Anche a non voler interrare il tratto di via D’Annunzio, qualche arredo opportuno (due tettoie sopra i passaggi pedonali, per esempio) avrebbe potuto indicare un collegamento con corso di porta Ticinese e piazza san Eustorgio.
8)             Come si è giunti all’attuale risultato?
La progettazione è stata affidata a tecnici interni al Comune senza ricorrere a professionisti esterni, e questo è certamente positivo. E’ però evidente che il progetto è stato influenzato -se non fatto direttamente derivare- da quello previsto all’epoca in cui si voleva realizzare sotto la Darsena un parcheggio (progetto fortunatamente sventato) e dall’adesione ideologica degli amministratori alla teoria dei “giacimenti culturali”.

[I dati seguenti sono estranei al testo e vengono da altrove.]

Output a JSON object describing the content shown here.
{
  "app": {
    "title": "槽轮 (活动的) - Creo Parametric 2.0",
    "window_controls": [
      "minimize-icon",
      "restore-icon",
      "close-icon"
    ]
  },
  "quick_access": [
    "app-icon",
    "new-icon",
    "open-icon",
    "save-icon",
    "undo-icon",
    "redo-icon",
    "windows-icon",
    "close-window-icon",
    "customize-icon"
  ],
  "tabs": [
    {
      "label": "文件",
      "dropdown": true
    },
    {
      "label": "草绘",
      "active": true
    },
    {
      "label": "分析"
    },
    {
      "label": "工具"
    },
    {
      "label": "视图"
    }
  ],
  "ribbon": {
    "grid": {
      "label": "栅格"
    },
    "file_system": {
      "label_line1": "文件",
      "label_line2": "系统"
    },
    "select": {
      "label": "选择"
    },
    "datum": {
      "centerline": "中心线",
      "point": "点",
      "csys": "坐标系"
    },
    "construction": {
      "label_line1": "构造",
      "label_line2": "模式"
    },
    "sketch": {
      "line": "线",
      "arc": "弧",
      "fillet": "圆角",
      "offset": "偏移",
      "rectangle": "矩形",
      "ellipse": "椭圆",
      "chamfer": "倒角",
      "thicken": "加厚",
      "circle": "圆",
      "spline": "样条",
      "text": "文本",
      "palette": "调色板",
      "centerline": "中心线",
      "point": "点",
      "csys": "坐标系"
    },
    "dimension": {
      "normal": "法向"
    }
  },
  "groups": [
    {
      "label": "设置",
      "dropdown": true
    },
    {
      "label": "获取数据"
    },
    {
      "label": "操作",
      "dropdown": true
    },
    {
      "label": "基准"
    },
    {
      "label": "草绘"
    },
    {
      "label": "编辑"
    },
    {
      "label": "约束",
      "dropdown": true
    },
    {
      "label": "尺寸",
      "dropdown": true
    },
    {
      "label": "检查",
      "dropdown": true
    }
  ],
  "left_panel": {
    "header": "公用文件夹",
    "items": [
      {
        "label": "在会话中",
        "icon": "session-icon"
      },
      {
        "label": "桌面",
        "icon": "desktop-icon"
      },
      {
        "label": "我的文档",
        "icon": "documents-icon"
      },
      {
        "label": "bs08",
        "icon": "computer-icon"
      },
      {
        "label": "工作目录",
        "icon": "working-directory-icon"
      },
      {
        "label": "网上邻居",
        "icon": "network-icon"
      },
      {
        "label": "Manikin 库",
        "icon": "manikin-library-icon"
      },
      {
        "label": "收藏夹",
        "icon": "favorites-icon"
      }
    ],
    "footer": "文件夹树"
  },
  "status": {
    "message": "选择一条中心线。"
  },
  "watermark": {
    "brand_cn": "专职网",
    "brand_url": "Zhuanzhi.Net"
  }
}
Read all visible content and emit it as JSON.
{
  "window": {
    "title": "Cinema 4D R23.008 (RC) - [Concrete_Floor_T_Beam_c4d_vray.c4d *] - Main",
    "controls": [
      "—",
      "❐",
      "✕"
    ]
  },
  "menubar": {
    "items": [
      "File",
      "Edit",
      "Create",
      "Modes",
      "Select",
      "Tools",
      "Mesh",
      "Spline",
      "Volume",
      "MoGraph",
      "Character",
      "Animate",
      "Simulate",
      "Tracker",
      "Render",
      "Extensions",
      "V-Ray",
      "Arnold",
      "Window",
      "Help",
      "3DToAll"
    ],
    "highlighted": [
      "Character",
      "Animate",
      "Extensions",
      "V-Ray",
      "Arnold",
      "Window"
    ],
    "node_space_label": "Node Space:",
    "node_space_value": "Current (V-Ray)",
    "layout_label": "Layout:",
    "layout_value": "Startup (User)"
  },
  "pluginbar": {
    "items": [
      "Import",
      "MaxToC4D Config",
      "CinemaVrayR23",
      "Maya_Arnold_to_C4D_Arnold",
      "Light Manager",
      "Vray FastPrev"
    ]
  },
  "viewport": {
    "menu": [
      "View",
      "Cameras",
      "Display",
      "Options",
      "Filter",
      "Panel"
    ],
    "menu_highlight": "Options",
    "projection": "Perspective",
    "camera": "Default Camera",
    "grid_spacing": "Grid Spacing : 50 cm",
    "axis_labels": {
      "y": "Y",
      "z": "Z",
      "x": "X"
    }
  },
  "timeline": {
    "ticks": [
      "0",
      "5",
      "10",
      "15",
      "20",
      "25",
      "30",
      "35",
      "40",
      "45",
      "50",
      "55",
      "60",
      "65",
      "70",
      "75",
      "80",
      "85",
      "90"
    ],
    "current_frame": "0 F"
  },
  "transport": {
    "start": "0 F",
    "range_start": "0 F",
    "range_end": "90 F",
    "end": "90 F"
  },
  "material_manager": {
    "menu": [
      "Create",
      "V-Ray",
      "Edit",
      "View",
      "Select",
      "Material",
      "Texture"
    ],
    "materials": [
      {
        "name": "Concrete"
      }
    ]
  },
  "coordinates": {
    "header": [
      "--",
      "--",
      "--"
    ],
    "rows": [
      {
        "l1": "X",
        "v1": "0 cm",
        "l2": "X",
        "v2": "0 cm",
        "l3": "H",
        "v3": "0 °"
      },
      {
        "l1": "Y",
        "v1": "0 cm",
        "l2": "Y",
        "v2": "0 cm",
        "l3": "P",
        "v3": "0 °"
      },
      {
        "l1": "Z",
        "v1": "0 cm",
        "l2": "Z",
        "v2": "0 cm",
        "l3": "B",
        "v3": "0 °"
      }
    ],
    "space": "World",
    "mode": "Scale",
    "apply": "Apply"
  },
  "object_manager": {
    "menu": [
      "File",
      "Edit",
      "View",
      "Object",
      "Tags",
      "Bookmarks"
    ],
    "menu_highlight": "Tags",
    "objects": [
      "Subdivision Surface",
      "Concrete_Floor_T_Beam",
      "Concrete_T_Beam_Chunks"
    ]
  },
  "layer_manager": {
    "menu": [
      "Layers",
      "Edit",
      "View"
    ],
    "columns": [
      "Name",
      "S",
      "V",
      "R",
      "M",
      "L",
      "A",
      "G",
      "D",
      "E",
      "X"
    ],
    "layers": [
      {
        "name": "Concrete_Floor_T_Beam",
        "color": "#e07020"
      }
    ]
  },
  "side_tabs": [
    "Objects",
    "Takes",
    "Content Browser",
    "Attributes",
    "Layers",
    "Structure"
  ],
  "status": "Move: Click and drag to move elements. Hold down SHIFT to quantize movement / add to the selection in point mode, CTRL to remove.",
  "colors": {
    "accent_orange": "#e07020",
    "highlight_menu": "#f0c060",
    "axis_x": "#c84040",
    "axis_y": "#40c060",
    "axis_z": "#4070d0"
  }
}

E’ comunque mancata, soprattutto nella fase progettuale, un’aperta consultazione del pubblico che si è trovato di fronte a un semplice rendering poco valutabile e sul quale non era possibile intervenire; il cantiere, poi, è stato sempre rigorosamente chiuso e invisibile: poche visite parziali e frettolose sono state concesse a rappresentanti della cittadinanza ma delle loro osservazioni non si è tenuto nessun conto. Neppure il Comitato spontaneo che si è costituito ha trovato ascolto da parte delle istituzioni cittadine responsabili del progetto, anche perché ha impostato la sua azione non sulla ridiscussione “dell’ipotesi culturale” sottesa al progetto, ma solo sulla contestazione di elementi puntuali considerati inaccettabili (il carattere del lastricato, l’odore del pesce, l’invadenza delle nuove dimensioni della pescheria, la scarsa agibilità del mercato rispetto al quartiere di via San Gottardo, e simili).

Inoltre il Comitato ha puntato soprattutto sulla possibilità di ottenere dalle autorità cittadine ascolto e variazioni del progetto indicendo alcune assemblee di informazione del pubblico ma sostanzialmente rinunziando a una reale mobilitazione che avrebbe richiesto iniziative ampie, pubbliche e incisive e lo stesso comitato No Expo non ha saputo intervenire in questo ambito (che pure nasceva in collegamento con Expo di cui doveva inizialmente costituire il punto d’arrivo delle Vie d’Acqua).